Battles of civilised dynasities were always fought in battlefields, where warriors fought against warriors.
However the cruel Mughals invaded villages and killed innocent unsuspecting women, children and old people. They destroyed the hindu temples and the idols & schools.
Mughal soldiers raped young women. The way they treated those who were their victims, was utterly cruel. That man can be so cruel was unprecedented and unknown to Sanatana culture.
This demonic aggression had left the most civilised society, afraid and terrified. As a result the aggressors found literally no opposition and Sindh was defeated, by the blood sucking demons, who were dancing on the blood filled land.
Sanatana Dharma society must take pride in the great daughters of King Dahir who hsd avenged the insulting defeat of Sindh by killing Mohammad Bin Qasim.
Dahir had two daughters, Suryadevi and Parimaladevi who were sent to Baghdad as a gift for the Khalif.
Unlike Sanatana Dharma culture, which teaches followers to treat captured women of enemies, as mothers and sisters, and here there was another culture, which sent women to their moullavis, for appeasement and enjoyment. This tradition was a disgrace to human society.
  However daughters of Dahir were very brave. According to Chachnama, a Sindhi book, which is a biography of Raja Dahir and sacrifice of his family.
After Raja Dahar was killed, two of his daughters were made captive, whom Muhammad Bin Qasim sent to the capital Damascus. After a few days, the Caliph of the Muslims called the two young women to his court.
Caliph Waleed Bin Abdul Malik fell for Suryadevi’s extraordinary beauty. He ordered for her younger sister to be taken away. The Caliph then began to take liberties with Suryadevi, pulling her to himself. It is written that Suryadevi sprang up and said: “May the king live long: I, a humble slave, am not fit for your Majesty’s bedroom, because Muhammad Bin Qasim kept both of us sisters with him for three days, and then sent us to the caliphate. Perhaps your custom is such, but this kind of disgrace should not be permitted by kings.” Hearing this, the Caliph’s blood boiled as heat from anger and desire both compounded within him.

Blinded in the thirst of Suryadevi’s nearness and jealousy of Bin Qasim who had robbed him of the purity he would otherwise have had, the Caliph immediately sent for pen, ink and paper, and with his own hands wrote an order, directing that, “Muhammad (Bin) Qasim should, wherever he may be, put himself in raw leather and come back to the chief seat of the caliphate.”

Muhammad Bin Qasim was captured on Caliph’s orders in the city of Udhapur.
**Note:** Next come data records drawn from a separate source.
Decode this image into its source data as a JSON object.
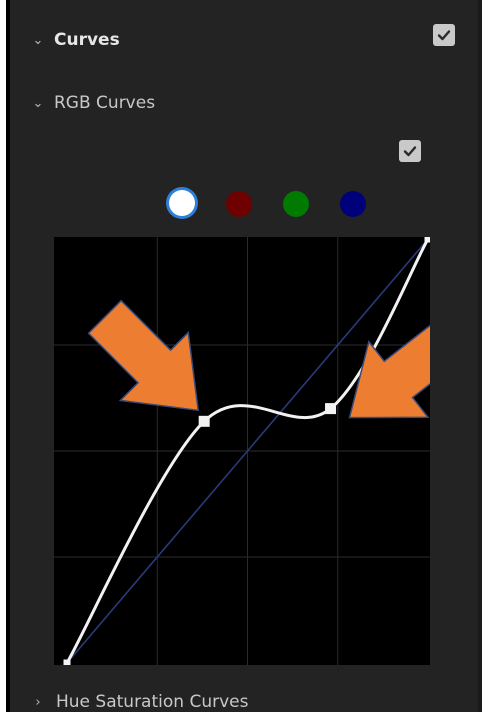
{
  "panel": {
    "curves": {
      "label": "Curves",
      "enabled": true
    },
    "rgb_curves": {
      "label": "RGB Curves",
      "enabled": true
    },
    "hue_saturation": {
      "label": "Hue Saturation Curves"
    }
  },
  "channels": [
    {
      "name": "white",
      "color": "#ffffff",
      "selected": true
    },
    {
      "name": "red",
      "color": "#6e0000",
      "selected": false
    },
    {
      "name": "green",
      "color": "#007a00",
      "selected": false
    },
    {
      "name": "blue",
      "color": "#00007a",
      "selected": false
    }
  ],
  "curve": {
    "control_points": [
      {
        "input": 0,
        "output": 0
      },
      {
        "input": 0.38,
        "output": 0.57
      },
      {
        "input": 0.73,
        "output": 0.6
      },
      {
        "input": 1,
        "output": 1
      }
    ],
    "diagonal_color": "#2a3a7a",
    "curve_color": "#f2f2f2",
    "arrow_color": "#ed7d31"
  }
}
He was wrapped in raw leather and locked him in a trunk before taking him to Damascus.

En route to the capital, Muhammad Bin Qasim breathed his last.  When the trunk carrying Muhammad Bin Qasim’s corpse wrapped in raw leather reached the Caliph’s court, the Caliph called upon Dahar’s daughters, asking them to bear witness to the spectacle of obedience of his men for the Caliph.
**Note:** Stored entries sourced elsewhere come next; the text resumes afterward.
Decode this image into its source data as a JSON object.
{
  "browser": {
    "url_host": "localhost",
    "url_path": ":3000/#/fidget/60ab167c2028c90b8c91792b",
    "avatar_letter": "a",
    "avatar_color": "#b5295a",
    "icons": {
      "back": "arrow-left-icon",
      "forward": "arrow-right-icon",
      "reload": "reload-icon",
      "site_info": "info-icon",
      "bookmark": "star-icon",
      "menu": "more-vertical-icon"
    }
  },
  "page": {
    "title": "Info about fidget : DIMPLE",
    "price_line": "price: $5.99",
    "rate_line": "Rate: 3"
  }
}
One of Dahar’s daughter’s then spoke in return and said: “The fact is that Muhammad Qasim was killer of her Family.  Although he never touched us, but we were full of revenge against him. He destroyed their family, their kingdom and ruined their lives. By playing tactic we took our revenge from him. The Caliph reacted to this instance by tying both sisters behind Horses and making them to run until both of them died. But their faces flashed with the smiles of Victory as they had taken their revenge before dying.
The sacrifice made by Raja Dahir Family is an unforgotten tale of bravery. Their sacrifice will always be remembered for centuries inspiring generations.